In the world of modern facility management, it is easy to assume that all reactive maintenance can be avoided. That is an impracticality, and it will cost your company much more if you do not plan for some degree of reactive maintenance. Now, there is an argument that true reactive maintenance differs from maintenance needs that arise out of necessity and without respect for available preventive maintenance. In other words, facility managers must strike a balance between unplanned, reactive maintenance, and on-demand facilities management capabilities.
Are All On-Demand Facilities Management Capabilities Costly?
Understanding on-demand facilities management capabilities versus reactive maintenance and facilities management needs is a complex task. On the one hand, all unplanned maintenance needs are a form of reactive maintenance. But, failure to plan for the unexpected sets an organization up for failure. Unforeseen events may arise, such as a motor vehicle collision with the building or black swan weather events. While facility managers can take steps to reduce the risk of severe damage, they must have and always-ready maintenance strategy in place. With that in mind, an always-ready maintenance strategy is a form of reactive maintenance.
The Benefits of On-Demand Services
On-demand facilities management capabilities allow facility managers to prepare for the unexpected. Since the modern building landscape is continuously changing, powered by the rise of cloud-computing technologies and on-demand services, facility managers have the option to effectively outsource the need at a predictable, reasonable expense. As explained by Propmodo, “buildings are businesses. They are complicated businesses that are exposed to natural elements and human stupidity (not sure which is worse, but I have a hunch). Therefore, it follows that buildings are a great candidate for microservices [outsourcing of on-demand facilities management capabilities]. Quite a bit of specialized services already exists (tradesmen, cleaners, bookkeepers, event staff), but they are often not contracted under predictable service plans and can be quite a bit of trouble to oversee.” To stay competitive, facility managers need an option that can rapidly scale the workforce, handle unusual management requests, and meet virtually any need. That’s the primary benefit of on-demand services.

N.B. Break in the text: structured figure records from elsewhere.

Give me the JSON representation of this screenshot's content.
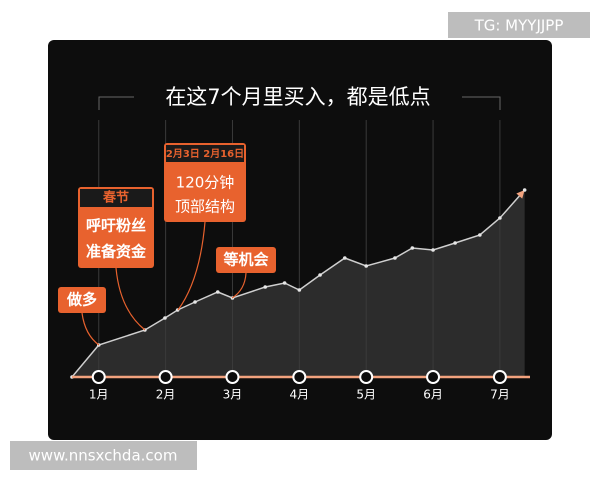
{
  "watermarks": {
    "top": "TG: MYYJJPP",
    "bottom": "www.nnsxchda.com"
  },
  "chart_data": {
    "type": "area",
    "title": "在这7个月里买入，都是低点",
    "x": [
      0.6,
      1,
      1.69,
      1.99,
      2.18,
      2.44,
      2.78,
      3,
      3.49,
      3.78,
      4,
      4.31,
      4.68,
      5,
      5.43,
      5.69,
      6,
      6.33,
      6.7,
      7,
      7.37
    ],
    "values": [
      0,
      32,
      47,
      59,
      67,
      75,
      85,
      79,
      90,
      94,
      87,
      102,
      119,
      111,
      119,
      129,
      127,
      134,
      142,
      159,
      187
    ],
    "color": "#cfcfcf",
    "fill": "#2c2c2c",
    "axis_color": "#f2a27e",
    "xlim": [
      0.6,
      7.45
    ],
    "ylim": [
      0,
      200
    ],
    "xticks": [
      {
        "value": 1,
        "label": "1月"
      },
      {
        "value": 2,
        "label": "2月"
      },
      {
        "value": 3,
        "label": "3月"
      },
      {
        "value": 4,
        "label": "4月"
      },
      {
        "value": 5,
        "label": "5月"
      },
      {
        "value": 6,
        "label": "6月"
      },
      {
        "value": 7,
        "label": "7月"
      }
    ],
    "annotations": [
      {
        "text": "做多"
      },
      {
        "title": "春节",
        "lines": [
          "呼吁粉丝",
          "准备资金"
        ]
      },
      {
        "title": "2月3日 2月16日",
        "lines": [
          "120分钟",
          "顶部结构"
        ]
      },
      {
        "text": "等机会"
      }
    ]
  }
}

How to Improve On-Demand Management and Maintenance Capabilities
Applying on-demand facilities management capabilities must follow a robust series of steps in both service planning and management approaches. These include:
- Using a dedicated system, such as CMMS, to track the overarching facility needs, including the need to schedule on-demand maintenance as needed.
- Prioritizing maintenance based on data, creating a preventive, predictive and evolving work schedule.
- Continuously watching the budget to account for unforeseen needs and necessary upgrades throughout a reporting period.
- Increasing team size to handle new projects, including refreshes, retrofits, or even new construction.
- Using a centralized communications platform to reduce delays in submitting requests for on-demand work and avoiding disruptions.
Put the Power of Dedicated, On-Demand Facilities Management Capabilities to Work
On-demand facilities management capabilities are critical to the modern building, and as buildings grow smarter, maintenance should move away from the purist idea of reactive maintenance and toward preventive, predictive maintenance. After all, if a manager can identify and fix problems before they arise, maintenance costs will decline. Of course, there will always be a new risk or need that will require work outside of the realm of preventive, predictive capabilities. To that end, on-demand services can save the day.